When unleaded fuel was first introduced to the UK in the late 1980’s, the takeup was very slow.  This was partly owing to the engine-tuning changes which were needed, but even when new cars were compatible with unleaded, the takeup remained stubbornly slow.  It was only when unleaded became significantly cheaper than the alternative, that it began to change, and unleaded sales overtook leaded and diesel.  Drivers could directly feel the benefit for themselves, immediately.

We all understood then, that it was a good idea to switch to unleaded, just like we all understand now, that it’s a good idea to carry a donor card.  So what are we waiting for?  It seems we need to feel the effects of the gain personally before believing it, and deciding how to behave.  The debate in the UK over whether or not we should have an opt-out system (rather than the current opt-in) will no doubt continue whilst we consider civil liberties, rights, information security and such.  But I’m fairly sure that if you told someone who was suddenly critically in need of a donor organ, that they could only receive the organ if they themselves held a donor card, they would sign up instantly.  In this case it’s easy to feel the gain personally, and the resultant behaviour is easy to predict.

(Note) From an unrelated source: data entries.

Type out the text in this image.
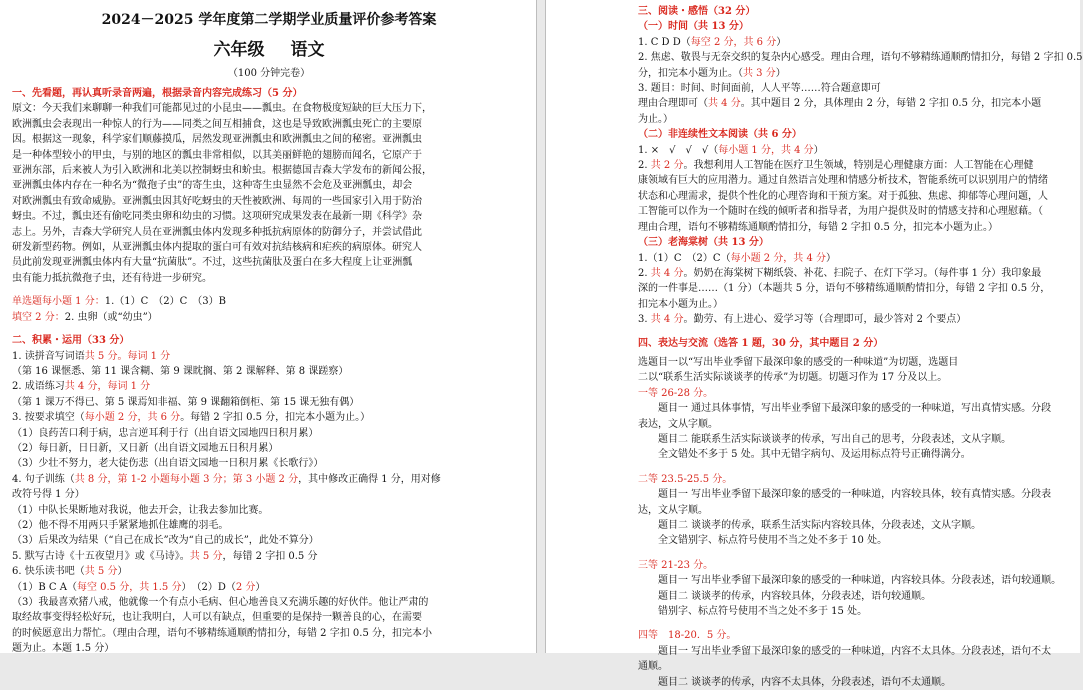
2024－2025 学年度第二学期学业质量评价参考答案
六年级 语文
（100 分钟完卷）
一、先看题，再认真听录音两遍，根据录音内容完成练习（5 分）
原文：今天我们来聊聊一种我们可能都见过的小昆虫——瓢虫。在食物极度短缺的巨大压力下，
欧洲瓢虫会表现出一种惊人的行为——同类之间互相捕食，这也是导致欧洲瓢虫死亡的主要原
因。根据这一现象，科学家们顺藤摸瓜，居然发现亚洲瓢虫和欧洲瓢虫之间的秘密。亚洲瓢虫
是一种体型较小的甲虫，与别的地区的瓢虫非常相似，以其美丽鲜艳的翅膀而闻名，它原产于
亚洲东部，后来被人为引入欧洲和北美以控制蚜虫和蚧虫。根据德国吉森大学发布的新闻公报，
亚洲瓢虫体内存在一种名为“微孢子虫”的寄生虫，这种寄生虫显然不会危及亚洲瓢虫，却会
对欧洲瓢虫有致命威胁。亚洲瓢虫因其好吃蚜虫的天性被欧洲、每周的一些国家引入用于防治
蚜虫。不过，瓢虫还有偷吃同类虫卵和幼虫的习惯。这项研究成果发表在最新一期《科学》杂
志上。另外，吉森大学研究人员在亚洲瓢虫体内发现多种抵抗病原体的防御分子，并尝试借此
研发新型药物。例如，从亚洲瓢虫体内提取的蛋白可有效对抗结核病和疟疾的病原体。研究人
员此前发现亚洲瓢虫体内有大量“抗菌肽”。不过，这些抗菌肽及蛋白在多大程度上让亚洲瓢
虫有能力抵抗微孢子虫，还有待进一步研究。
单选题每小题 1 分：1.（1）C　（2）C　（3）B
填空 2 分：2. 虫卵（或“幼虫”）
二、积累・运用（33 分）
1. 读拼音写词语共 5 分。每词 1 分
（第 16 课惬悉、第 11 课含糊、第 9 课眈搁、第 2 课解释、第 8 课蹉察）
2. 成语练习共 4 分，每词 1 分
（第 1 课万不得已、第 5 课焉知非福、第 9 课翻箱倒柜、第 15 课无独有偶）
3. 按要求填空（每小题 2 分，共 6 分。每错 2 字扣 0.5 分，扣完本小题为止。）
（1）良药苦口利于病，忠言逆耳利于行（出自语文园地四日积月累）
（2）每日新，日日新，又日新（出自语文园地五日积月累）
（3）少壮不努力，老大徒伤悲（出自语文园地一日积月累《长歌行》）
4. 句子训练（共 8 分，第 1-2 小题每小题 3 分；第 3 小题 2 分，其中修改正确得 1 分，用对修
改符号得 1 分）
（1）中队长果断地对我说，他去开会，让我去参加比赛。
（2）他不得不用两只手紧紧地抓住雄鹰的羽毛。
（3）后果改为结果（“自己在成长”改为“自己的成长”，此处不算分）
5. 默写古诗《十五夜望月》或《马诗》。共 5 分，每错 2 字扣 0.5 分
6. 快乐读书吧（共 5 分）
（1）B C A（每空 0.5 分，共 1.5 分）　（2）D（2 分）
（3）我最喜欢猪八戒，他就像一个有点小毛病、但心地善良又充满乐趣的好伙伴。他让严肃的
取经故事变得轻松好玩，也让我明白，人可以有缺点，但重要的是保持一颗善良的心，在需要
的时候愿意出力帮忙。（理由合理，语句不够精练通顺酌情扣分，每错 2 字扣 0.5 分，扣完本小
题为止。本题 1.5 分）
三、阅读・感悟（32 分）
（一）时间（共 13 分）
1. C D D（每空 2 分，共 6 分）
2. 焦虑、敬畏与无奈交织的复杂内心感受。理由合理，语句不够精练通顺酌情扣分，每错 2 字扣 0.5
分，扣完本小题为止。（共 3 分）
3. 题目：时间、时间面前，人人平等……符合题意即可
理由合理即可（共 4 分。其中题目 2 分，具体理由 2 分，每错 2 字扣 0.5 分，扣完本小题
为止。）
（二）非连续性文本阅读（共 6 分）
1. ×　√　√　√（每小题 1 分，共 4 分）
2. 共 2 分。我想利用人工智能在医疗卫生领域，特别是心理健康方面：人工智能在心理健
康领域有巨大的应用潜力。通过自然语言处理和情感分析技术，智能系统可以识别用户的情绪
状态和心理需求，提供个性化的心理咨询和干预方案。对于孤独、焦虑、抑郁等心理问题，人
工智能可以作为一个随时在线的倾听者和指导者，为用户提供及时的情感支持和心理慰藉。（
理由合理，语句不够精练通顺酌情扣分，每错 2 字扣 0.5 分，扣完本小题为止。）
（三）老海棠树（共 13 分）
1.（1）C　（2）C（每小题 2 分，共 4 分）
2. 共 4 分。奶奶在海棠树下糊纸袋、补花、扫院子、在灯下学习。（每件事 1 分）我印象最
深的一件事是……（1 分）（本题共 5 分，语句不够精练通顺酌情扣分，每错 2 字扣 0.5 分，
扣完本小题为止。）
3. 共 4 分。勤劳、有上进心、爱学习等（合理即可，最少答对 2 个要点）
四、表达与交流（选答 1 题，30 分，其中题目 2 分）
选题目一以“写出毕业季留下最深印象的感受的一种味道”为切题，选题目
二以“联系生活实际谈谈孝的传承”为切题。切题习作为 17 分及以上。
一等 26-28 分。
题目一 通过具体事情，写出毕业季留下最深印象的感受的一种味道，写出真情实感。分段
表达，文从字顺。
题目二 能联系生活实际谈谈孝的传承，写出自己的思考，分段表述，文从字顺。
全文错处不多于 5 处。其中无错字病句、及运用标点符号正确得满分。
二等 23.5-25.5 分。
题目一 写出毕业季留下最深印象的感受的一种味道，内容较具体，较有真情实感。分段表
达，文从字顺。
题目二 谈谈孝的传承，联系生活实际内容较具体，分段表述，文从字顺。
全文错别字、标点符号使用不当之处不多于 10 处。
三等 21-23 分。
题目一 写出毕业季留下最深印象的感受的一种味道，内容较具体。分段表述，语句较通顺。
题目二 谈谈孝的传承，内容较具体，分段表述，语句较通顺。
错别字、标点符号使用不当之处不多于 15 处。
四等　18-20．5 分。
题目一 写出毕业季留下最深印象的感受的一种味道，内容不太具体。分段表述，语句不太
通顺。
题目二 谈谈孝的传承，内容不太具体，分段表述，语句不太通顺。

Is this why we have so few placements available for students?  Employers aren’t actually feeling any real pain, so they don’t do anything about it?  Can we make it more painful for them unless they create places?  Or, better, is there something we could do which makes them feel the benefits as soon as they create places?  Doing something might be more effective than waiting and hoping for the best.

Gosh, it must be so hard for those at the NHS who encourage us to donate blood or organs – they must encounter so much apathy!  I feel for them.

Footnote – as a result of this, my immediate personal action is to register with both services.  Doesn’t take much thinking about really, does it?